Je reviens très rapidement sur les éléments de l’accord du 27 octobre.
Nous avons formulé une réponse à la crise que traversent les pays de la zone euro en ce moment, et cette réponse est crédible.
Plusieurs éléments se détachent particulièrement, que j’aimerais évoquer avec vous ce matin :
Un premier point de l’accord a porté sur l’implication volontaire du secteur privé dans l’effacement de la dette grecque à hauteur de 50 %. Par ailleurs, le nouveau plan d’aide à la Grèce est non plus de 109 mais de 130 milliards d’euros.
Le deuxième point résulte du Conseil européen à vingt-sept et pas seulement de l’Eurogroupe : il concerne la recapitalisation du secteur bancaire. Nous nous sommes entendus sur le renforcement des fonds propres des banques européennes à hauteur de 9 % d’ici à juin 2012. Cela représente 8,8 milliards d’euros pour les banques françaises qui n’ont pas besoin, pour cela, de guichet public. Elles renforcent leurs fonds propres à partir de leurs résultats ou en faisant appel au marché, plus sûrement à partir de leurs résultats, puisqu’elles ont annoncé 11 milliards d’euros de bénéfices au premier semestre.
Le troisième pilier, c’est le fonds européen de stabilité financière, le FESF. Les mécanismes que nous avons envisagés ont pour objectif de démultiplier les moyens d’intervention du Fonds, sans contribution additionnelle des États membres de la zone euro, pour une capacité de financement d’environ 1 000 milliards d’euros.
Deux mécanismes distincts seront présentés aux investisseurs souverains comme privés. Je précise que ces deux mécanismes peuvent être envisagés individuellement ou de manière complémentaire :
- le premier pourrait prendre la forme d’une assurance partielle sur la dette de certains États membres ; les investisseurs se verraient ainsi reconnaître une décote qui rendrait l’emprunt attractif. Le niveau de la décote - plus attractif s’il est élevé mais, dans ce cas, avec un moindre effet de levier - reste à définir, comme les autres modalités techniques de ce mécanisme. La mission en a été confiée à M. Klaus Regling, directeur général du Fonds.

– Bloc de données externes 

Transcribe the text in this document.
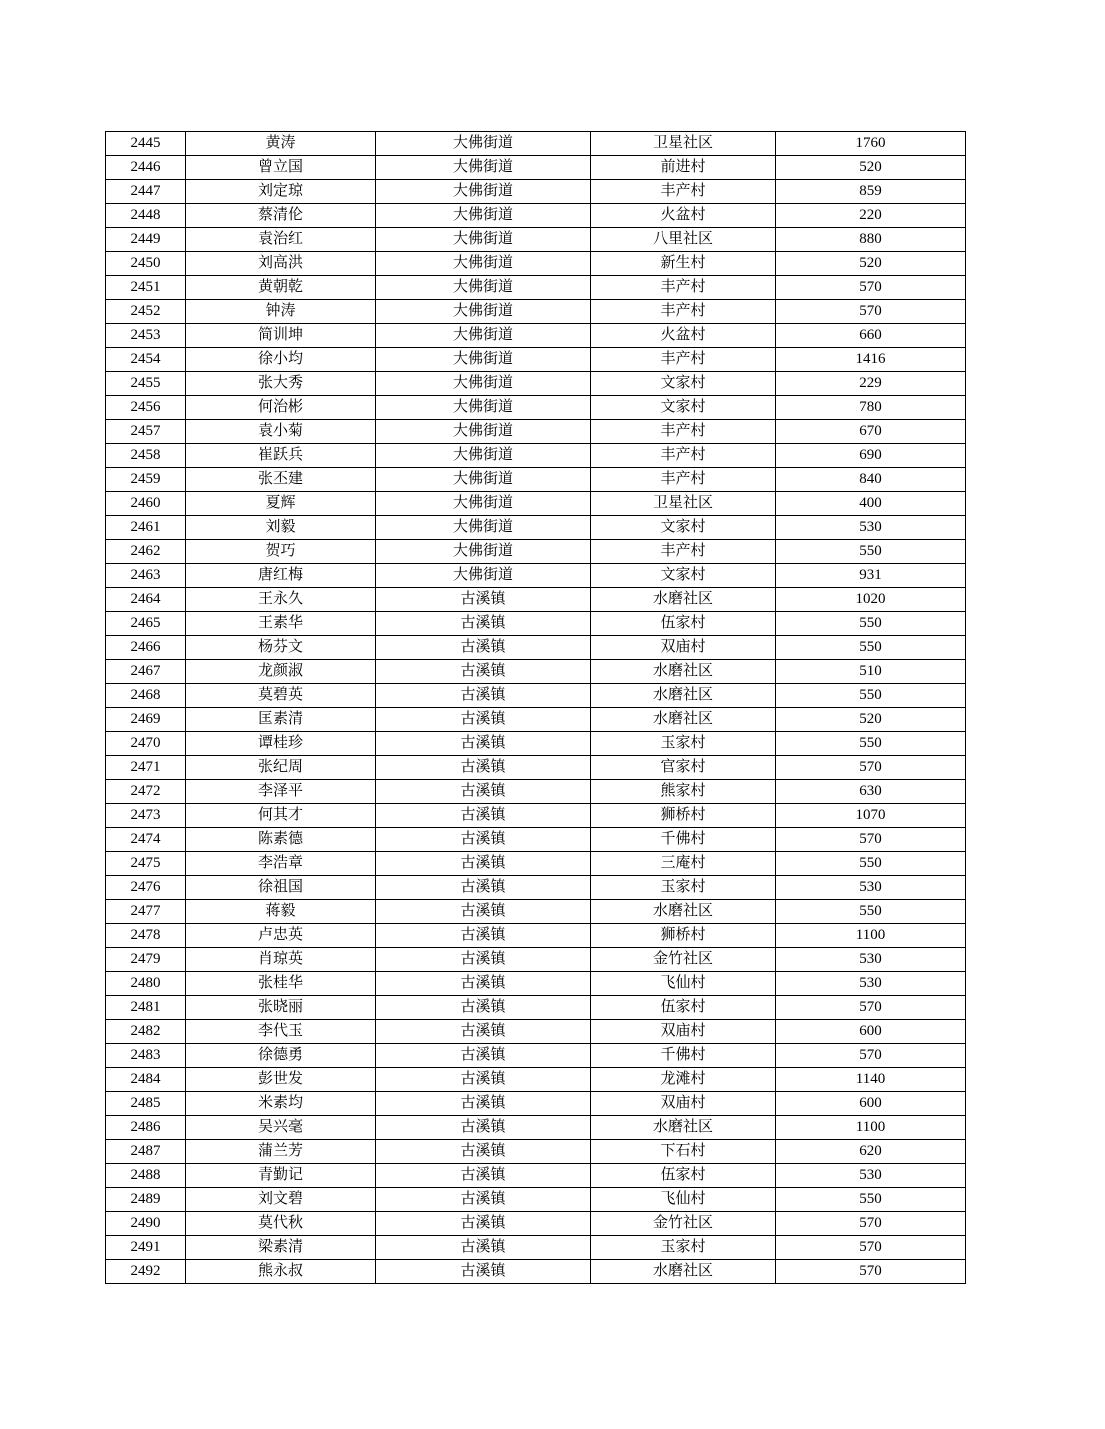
2445	黄涛	大佛街道	卫星社区	1760
2446	曾立国	大佛街道	前进村	520
2447	刘定琼	大佛街道	丰产村	859
2448	蔡清伦	大佛街道	火盆村	220
2449	袁治红	大佛街道	八里社区	880
2450	刘高洪	大佛街道	新生村	520
2451	黄朝乾	大佛街道	丰产村	570
2452	钟涛	大佛街道	丰产村	570
2453	简训坤	大佛街道	火盆村	660
2454	徐小均	大佛街道	丰产村	1416
2455	张大秀	大佛街道	文家村	229
2456	何治彬	大佛街道	文家村	780
2457	袁小菊	大佛街道	丰产村	670
2458	崔跃兵	大佛街道	丰产村	690
2459	张丕建	大佛街道	丰产村	840
2460	夏辉	大佛街道	卫星社区	400
2461	刘毅	大佛街道	文家村	530
2462	贺巧	大佛街道	丰产村	550
2463	唐红梅	大佛街道	文家村	931
2464	王永久	古溪镇	水磨社区	1020
2465	王素华	古溪镇	伍家村	550
2466	杨芬文	古溪镇	双庙村	550
2467	龙颜淑	古溪镇	水磨社区	510
2468	莫碧英	古溪镇	水磨社区	550
2469	匡素清	古溪镇	水磨社区	520
2470	谭桂珍	古溪镇	玉家村	550
2471	张纪周	古溪镇	官家村	570
2472	李泽平	古溪镇	熊家村	630
2473	何其才	古溪镇	狮桥村	1070
2474	陈素德	古溪镇	千佛村	570
2475	李浩章	古溪镇	三庵村	550
2476	徐祖国	古溪镇	玉家村	530
2477	蒋毅	古溪镇	水磨社区	550
2478	卢忠英	古溪镇	狮桥村	1100
2479	肖琼英	古溪镇	金竹社区	530
2480	张桂华	古溪镇	飞仙村	530
2481	张晓丽	古溪镇	伍家村	570
2482	李代玉	古溪镇	双庙村	600
2483	徐德勇	古溪镇	千佛村	570
2484	彭世发	古溪镇	龙滩村	1140
2485	米素均	古溪镇	双庙村	600
2486	吴兴毫	古溪镇	水磨社区	1100
2487	蒲兰芳	古溪镇	下石村	620
2488	青勤记	古溪镇	伍家村	530
2489	刘文碧	古溪镇	飞仙村	550
2490	莫代秋	古溪镇	金竹社区	570
2491	梁素清	古溪镇	玉家村	570
2492	熊永叔	古溪镇	水磨社区	570
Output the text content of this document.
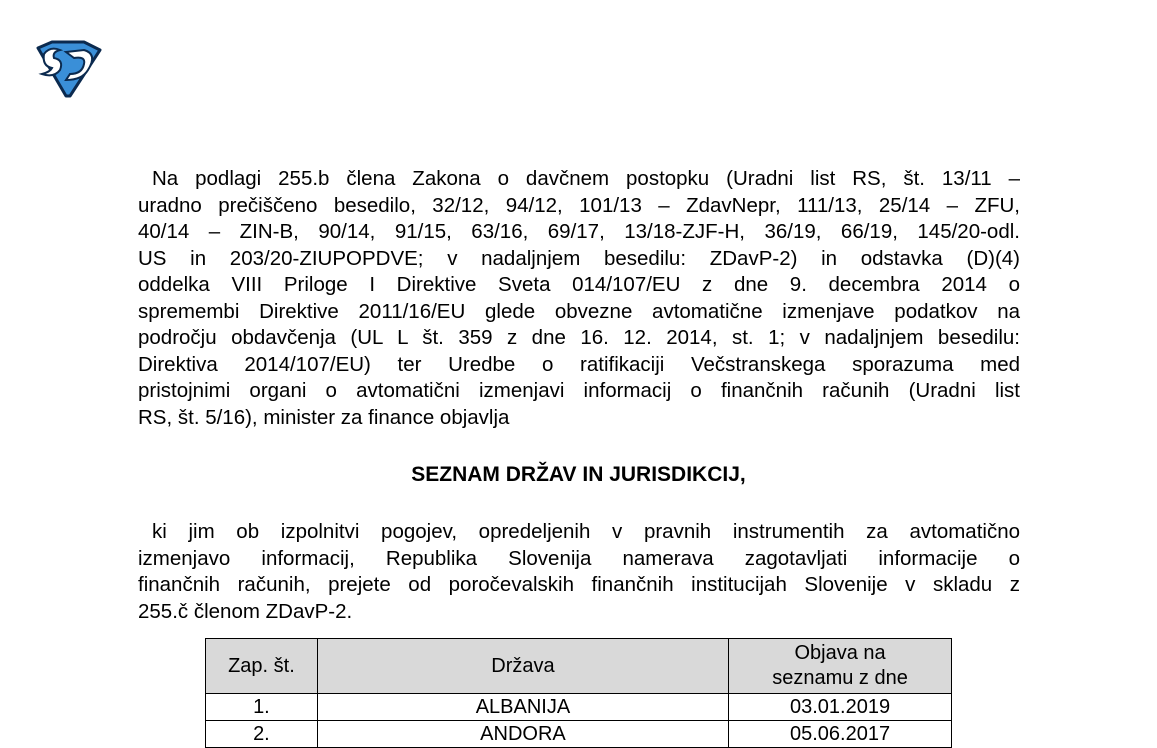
Na podlagi 255.b člena Zakona o davčnem postopku (Uradni list RS, št. 13/11 –
uradno prečiščeno besedilo, 32/12, 94/12, 101/13 – ZdavNepr, 111/13, 25/14 – ZFU,
40/14 – ZIN-B, 90/14, 91/15, 63/16, 69/17, 13/18-ZJF-H, 36/19, 66/19, 145/20-odl.
US in 203/20-ZIUPOPDVE; v nadaljnjem besedilu: ZDavP-2) in odstavka (D)(4)
oddelka VIII Priloge I Direktive Sveta 014/107/EU z dne 9. decembra 2014 o
spremembi Direktive 2011/16/EU glede obvezne avtomatične izmenjave podatkov na
področju obdavčenja (UL L št. 359 z dne 16. 12. 2014, st. 1; v nadaljnjem besedilu:
Direktiva 2014/107/EU) ter Uredbe o ratifikaciji Večstranskega sporazuma med
pristojnimi organi o avtomatični izmenjavi informacij o finančnih računih (Uradni list
RS, št. 5/16), minister za finance objavlja
SEZNAM DRŽAV IN JURISDIKCIJ,
ki jim ob izpolnitvi pogojev, opredeljenih v pravnih instrumentih za avtomatično
izmenjavo informacij, Republika Slovenija namerava zagotavljati informacije o
finančnih računih, prejete od poročevalskih finančnih institucijah Slovenije v skladu z
255.č členom ZDavP-2.
Zap. št.	Država	Objava na
seznamu z dne
1.	ALBANIJA	03.01.2019
2.	ANDORA	05.06.2017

- Le second devrait conduire à la création, à l’intérieur du Fonds, d’un véhicule spécial accueillant des participations privées et des participations souveraines. Ici encore, il revient à M. Regling de rechercher les partenaires privés et publics intéressés par une participation au Fonds dont la mission essentielle est d’intervenir sur le marché secondaire et d’acheter de la dette afin de stabiliser le marché.
Enfin, le quatrième point concerne la modification de la gouvernance de la zone euro, qui sera renforcée avec la mise en œuvre d’au moins deux sommets obligatoires chaque année. Il est envisagé la possibilité d’apporter des modifications limitées au traité. Voilà pour l’essentiel de l’accord.
Concernant les questions des présidents Cahuzac et Lequiller, je rappelle, pour ce qui est de la Grèce, qu’après l’annonce d’un référendum, son Premier ministre a dû rencontrer, au cours du Sommet du G20, Mme Angela Merkel et M. Nicolas Sarkozy, lesquels lui ont fait savoir que la sixième tranche d’aide ne pourrait être versée au gouvernement grec dans l’attente d’un referendum, lequel, s’il devait avoir lieu, ne pourrait porter que sur le maintien ou non dans la zone euro. L’annonce d’un référendum a alors été retirée. Depuis, nous constatons une évolution de la situation politique que nous estimons positive, avec l’annonce de la prochaine formation d’un gouvernement d’union nationale dont l’élément constitutif est l’acceptation de l’accord du 27 octobre. La troïka européenne ira sur place pour s’assurer que les engagements pris sont respectés. Ce sont évidemment des avancées même si tout n’est pas réglé.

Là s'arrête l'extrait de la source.